Mais il n’y a pas que les machines lourdes qui créent du tassement. Le piétinement par mes promeneur·euse·s a aussi un impact non négligeable.
Pourquoi le tassement est-il un problème?
Le tassement des sols est un problème majeur sur le long terme et reconnu en Suisse. Il peut être plus ou moins important selon la cause (piétinement ou machine lourdes). Un compactage du sol superficiel réduit surtout les taux d’infiltration de l’eau et augmente les risques d’inondation et d’érosion (perte du sol superficiel et donc de la partie la plus fertile). Un tassement du sous-sol peut causer la stagnation de l’eau, ce qui favorise des conditions anoxiques (sans oxygène) dans le sol, qui à leur tour favorisent la production de gaz à effet de serre tels que le méthane (CH4) et le dioxyde d’azote (N2O). L’enracinement et d’autres fonctions du sol telles que le stockage d’eau et d’éléments nutritifs sont aussi perturbés à long terme par le tassement du sol superficiel et du sous-sol.
Réfléchir à cohabiter
Dans un tel contexte, il faut inviter les élèves à réfléchir. Iels doivent apprendre l’importance du sol et de ses nombreuses fonctions et faire le constat que les usagers humains, par l’utilisation de la forêt, induisent le tassement des sols lors du piétinement et l’utilisation de machine lourde.
Qu’ont-iels observé ?
Muni·e·s de leurs outils et armés de leur réflexion, les élèves de deux classes de 3M du Gymnase de Chamblandes ont donc initié une inspection minutieuse des sols forestiers du Bois de la Chapelle. Dans ce cadre, une tranchée pédologique a été ouverte dans le but d’étudier un profil de sol et de mettre en évidence un gradient de tassement. Pour comparer les données obtenues lors de cet exercice au reste des sols présents dans le bois, de multiples sondages répartis sur une partie du territoire d’étude ont ensuite été effectués par leurs soins.

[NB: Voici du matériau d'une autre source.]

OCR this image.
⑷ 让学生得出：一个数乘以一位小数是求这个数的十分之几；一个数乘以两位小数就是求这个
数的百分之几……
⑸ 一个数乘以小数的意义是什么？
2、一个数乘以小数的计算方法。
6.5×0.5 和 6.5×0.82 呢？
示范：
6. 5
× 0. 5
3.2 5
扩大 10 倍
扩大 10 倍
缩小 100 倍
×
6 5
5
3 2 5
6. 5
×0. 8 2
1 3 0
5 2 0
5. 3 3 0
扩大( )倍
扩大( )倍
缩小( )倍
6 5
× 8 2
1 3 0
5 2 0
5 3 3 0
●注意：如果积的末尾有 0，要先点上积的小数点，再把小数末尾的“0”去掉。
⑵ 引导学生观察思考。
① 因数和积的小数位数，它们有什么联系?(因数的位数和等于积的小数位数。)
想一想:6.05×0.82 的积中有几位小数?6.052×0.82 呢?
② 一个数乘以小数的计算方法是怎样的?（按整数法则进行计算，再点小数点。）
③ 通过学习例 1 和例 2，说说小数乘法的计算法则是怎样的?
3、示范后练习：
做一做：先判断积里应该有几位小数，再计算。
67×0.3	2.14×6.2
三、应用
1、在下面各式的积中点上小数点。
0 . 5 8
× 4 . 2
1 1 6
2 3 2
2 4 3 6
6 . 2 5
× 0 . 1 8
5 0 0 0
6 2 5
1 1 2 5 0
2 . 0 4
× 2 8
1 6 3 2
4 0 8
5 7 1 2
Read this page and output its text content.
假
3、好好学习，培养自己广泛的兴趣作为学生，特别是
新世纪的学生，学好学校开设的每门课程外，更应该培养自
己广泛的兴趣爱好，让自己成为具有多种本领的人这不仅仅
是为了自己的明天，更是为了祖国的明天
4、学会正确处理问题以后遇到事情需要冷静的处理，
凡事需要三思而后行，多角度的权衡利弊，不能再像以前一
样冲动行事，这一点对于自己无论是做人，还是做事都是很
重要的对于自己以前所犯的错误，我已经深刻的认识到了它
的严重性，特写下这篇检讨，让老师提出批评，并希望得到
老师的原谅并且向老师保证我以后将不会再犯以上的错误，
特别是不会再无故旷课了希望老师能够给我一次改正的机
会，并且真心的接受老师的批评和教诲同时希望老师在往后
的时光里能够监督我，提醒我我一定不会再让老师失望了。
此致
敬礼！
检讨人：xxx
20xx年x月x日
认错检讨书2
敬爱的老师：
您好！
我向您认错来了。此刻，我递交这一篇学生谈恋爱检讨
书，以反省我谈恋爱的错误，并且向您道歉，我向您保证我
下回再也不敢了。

La fosse pédologique étudiée et les opérations menées ont conduit les élèves à faire la distinction entre une couche de litière et 5 horizons successifs. La litière est caractérisée par la présence de débris organiques d’origine variée et de couleur sombre, qui présentent différents niveaux de dégradation. Le premier horizon sous-jacent, étant organo-minéral et de texture limoneuse à limono-argileuse, est épais de 1 cm. Il montre par sa couleur foncée et sa structure grumeleuse une forte teneur en matériaux organiques incorporés. Le deuxième horizon, épais de 5 cm, montre une texture et une structure semblable au premier horizon. Il s’en distingue par une plus faible quantité de matière organique qui est traduite par un éclaircissement de sa teinte. Le troisième horizon, de couleur ocre, montre une très faible teneur en matière organique. Sa structure est polyédrique et sa texture est limoneuse. Le quatrième horizon est marqué par un changement soudain de la texture qui y devient sablo-limoneuse. Enfin, le cinquième horizon de texture à dominance sableuse est rapporté à la couche géologique présente in-situ étant issue de la molasse marine du Burdigalien. Ces informations ont été retranscrites sur une fiche pédologique, étant une sorte de carte d’identité du sol étudié.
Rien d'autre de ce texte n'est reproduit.